Por: Aníbal Silvero
La estación del subte estaba extrañamente imbuida de una luz tenue, como si de repente el neón hubiese perdido el 90 por ciento de su energía. Esto también daba un aire extraño a la gente. Se lo veía cabizbaja, con un aire de inquietud y reflexión que rayaba la angustia.
Yo sentía la opresión en mi pecho desde el mismo momento en que entré. Sentí de repente los pies pesados y como de plásticos, un paso tras otro parecía chupado por una estopa, como si el mismísimo demonio desde el centro de la tierra intentase arrastrarme hacia él como un imán.
La sensación se volvió demasiado extraña. Los rostros se confundían casi, uno tras otro, como un cuadro imaginario, a tal punto que la estación subterránea parecía una ciudad de autómatas.
Observé las caras de la gente con mucha atención: estaban amarronados, como sus gestos, pero en una imposible y secreta comunicación, como si todos esos tristes cerebros estuviesen controlados por uno solo.
Pero por más que miraba, no lograba percibir cuál de ellos era el regente de semejante mecánica psicológica.
Algo me decía además que debía imitar sus gestos como si de una cuestión de supervivencia se tratase. Sentí miedo a ser diferente a ellos, temí cualquier reacción que pudiesen tener ante mi curiosa mirada. No obstante, la estación de subte parecía ser normal.
Las vías se perdían en ambos lados en la más densa obscuridad. Anhelé inmensamente que el tren llegase pronto, pues quería salir cuanto antes de esa alocada alucinación.
Cuando reaccioné, mi sorpresa fue aún mayor: las gentes habían desaparecido. Me encontraba solo, en aquel andén siniestro, con una luz aún más opaca que antes, a tal punto que mis manos parecían por momentos borrosas y difusas.
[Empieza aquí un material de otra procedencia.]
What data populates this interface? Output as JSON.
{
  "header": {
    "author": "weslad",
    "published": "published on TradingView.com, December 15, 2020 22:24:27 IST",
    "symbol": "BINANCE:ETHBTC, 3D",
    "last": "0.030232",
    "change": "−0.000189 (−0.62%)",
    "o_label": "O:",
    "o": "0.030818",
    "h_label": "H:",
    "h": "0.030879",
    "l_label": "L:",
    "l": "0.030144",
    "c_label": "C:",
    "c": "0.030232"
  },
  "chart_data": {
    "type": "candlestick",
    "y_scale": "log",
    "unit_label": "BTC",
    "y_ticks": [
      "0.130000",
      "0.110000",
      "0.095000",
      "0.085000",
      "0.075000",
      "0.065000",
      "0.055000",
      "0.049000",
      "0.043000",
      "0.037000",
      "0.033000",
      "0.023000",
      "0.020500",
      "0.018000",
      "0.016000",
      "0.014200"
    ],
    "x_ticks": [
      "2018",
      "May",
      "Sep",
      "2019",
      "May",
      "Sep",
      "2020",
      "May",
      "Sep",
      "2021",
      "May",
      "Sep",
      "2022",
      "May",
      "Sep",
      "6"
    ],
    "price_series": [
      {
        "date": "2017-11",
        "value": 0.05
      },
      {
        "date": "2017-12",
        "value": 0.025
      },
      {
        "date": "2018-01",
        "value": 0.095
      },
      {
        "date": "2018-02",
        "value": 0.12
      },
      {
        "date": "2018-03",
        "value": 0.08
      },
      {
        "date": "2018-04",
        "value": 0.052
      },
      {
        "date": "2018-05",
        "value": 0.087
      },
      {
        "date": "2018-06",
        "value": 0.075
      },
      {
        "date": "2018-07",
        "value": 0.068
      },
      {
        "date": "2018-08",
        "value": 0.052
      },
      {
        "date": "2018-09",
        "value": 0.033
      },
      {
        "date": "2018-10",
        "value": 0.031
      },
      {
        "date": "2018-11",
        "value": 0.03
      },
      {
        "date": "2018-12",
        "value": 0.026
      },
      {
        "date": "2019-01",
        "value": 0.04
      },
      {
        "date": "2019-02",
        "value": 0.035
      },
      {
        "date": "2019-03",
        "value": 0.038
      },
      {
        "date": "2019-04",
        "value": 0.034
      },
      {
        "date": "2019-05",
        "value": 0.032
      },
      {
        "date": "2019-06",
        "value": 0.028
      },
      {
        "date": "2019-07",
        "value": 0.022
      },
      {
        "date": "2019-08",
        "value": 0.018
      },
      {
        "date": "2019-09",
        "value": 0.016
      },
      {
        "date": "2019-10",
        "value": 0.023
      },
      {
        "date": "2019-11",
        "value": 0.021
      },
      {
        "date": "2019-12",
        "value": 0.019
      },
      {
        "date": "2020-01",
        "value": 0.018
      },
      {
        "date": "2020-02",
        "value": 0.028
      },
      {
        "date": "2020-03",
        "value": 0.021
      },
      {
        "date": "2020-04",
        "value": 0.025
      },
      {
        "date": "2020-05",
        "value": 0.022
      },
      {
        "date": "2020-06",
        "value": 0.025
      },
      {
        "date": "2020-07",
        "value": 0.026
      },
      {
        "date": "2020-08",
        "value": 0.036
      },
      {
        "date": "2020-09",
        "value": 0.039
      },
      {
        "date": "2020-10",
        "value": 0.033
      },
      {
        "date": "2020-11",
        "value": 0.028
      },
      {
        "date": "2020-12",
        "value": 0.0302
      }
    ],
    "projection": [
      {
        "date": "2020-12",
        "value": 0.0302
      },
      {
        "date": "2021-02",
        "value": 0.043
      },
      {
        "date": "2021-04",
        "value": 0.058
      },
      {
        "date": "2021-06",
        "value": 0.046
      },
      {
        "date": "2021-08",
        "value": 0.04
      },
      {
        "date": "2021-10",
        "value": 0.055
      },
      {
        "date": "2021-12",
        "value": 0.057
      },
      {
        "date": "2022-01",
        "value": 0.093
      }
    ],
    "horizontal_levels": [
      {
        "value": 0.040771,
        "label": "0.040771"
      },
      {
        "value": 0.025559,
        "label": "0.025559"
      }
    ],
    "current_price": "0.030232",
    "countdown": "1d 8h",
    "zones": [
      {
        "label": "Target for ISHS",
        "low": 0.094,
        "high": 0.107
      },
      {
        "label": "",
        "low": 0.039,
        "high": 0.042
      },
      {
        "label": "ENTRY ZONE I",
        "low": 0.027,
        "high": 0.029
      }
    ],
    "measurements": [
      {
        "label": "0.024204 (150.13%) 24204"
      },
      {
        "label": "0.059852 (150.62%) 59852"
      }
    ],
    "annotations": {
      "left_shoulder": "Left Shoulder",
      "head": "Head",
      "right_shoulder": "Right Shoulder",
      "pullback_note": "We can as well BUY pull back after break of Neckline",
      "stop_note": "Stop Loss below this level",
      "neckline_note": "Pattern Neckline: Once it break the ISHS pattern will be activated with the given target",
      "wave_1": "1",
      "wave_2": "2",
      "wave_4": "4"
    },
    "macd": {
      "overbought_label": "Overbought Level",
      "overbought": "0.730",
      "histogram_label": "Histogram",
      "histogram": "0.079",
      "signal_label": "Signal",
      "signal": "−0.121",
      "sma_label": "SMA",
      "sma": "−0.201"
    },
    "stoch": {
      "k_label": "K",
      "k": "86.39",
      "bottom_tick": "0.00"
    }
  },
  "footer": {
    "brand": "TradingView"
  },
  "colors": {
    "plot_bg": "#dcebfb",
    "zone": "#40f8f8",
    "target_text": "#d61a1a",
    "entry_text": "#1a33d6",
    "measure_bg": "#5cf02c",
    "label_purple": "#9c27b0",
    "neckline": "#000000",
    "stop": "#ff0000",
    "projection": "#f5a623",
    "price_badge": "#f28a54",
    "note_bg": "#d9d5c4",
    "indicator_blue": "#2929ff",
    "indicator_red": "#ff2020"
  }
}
Incliné un poco el cuerpo, y miré hacia el lado izquierdo del andén.
Entonces fue que sucedió. Empezó con un zumbido, semejante a un abejorro atrapado en un vaso vacío. Luego el andén comenzó a inclinarse lentamente, en dirección a las vías.
Comencé a correr desesperadamente hacia arriba, mientras el piso se desnivelaba en forma constante y paulatina, parecía como si la infernal estación quisiera tragarme por completo. Fue cuando me di cuenta la forma en que sonaba el teléfono, a unos 20 metros de donde yo estaba.
Es claro que no tuve alternativa. De alguna forma, sabía que aquel teléfono era la única cosa que podía atarme a la vida y corrí desaforadamente a alcanzarlo. Fue una corrida difícil, el andén se inclinaba ostensiblemente y apenas podía yo sostenerme en pie sin resbalarme. Lo peor es que no tenía de dónde agarrarme de modo que por cada paso hacia delante parecía ir dos hacia abajo.
Pero continué con todas mis fuerzas hasta alcanzar el teléfono. No sé cuánto tiempo estuve corriendo allí pero lo alcancé. Y cuando lo tuve entre mis manos, casi todo pareció volver a la normalidad. Digo casi todo, porque aunque el andén se había vuelto otra vez horizontal, la luz tenue continuaba, seguía dando la misma espectral visión de lo que pasó.
Más aún, el trance se hizo cada vez más profundo. Me vi acercándome peligrosamente al andén, y fue cuando vi toda mi existencia en menos de un minuto: mi vida, mi entera vida pasó frente a mis ojos en una procesión traumática y fugaz.
Fue cuando sentí como caía en las vías y luego, como un shock, como una explosión repentina, como una catapulta mortal, el peso del tren arrastrándome hacia mi propio vacío. Hacia la nada misma que algunos llaman muerte.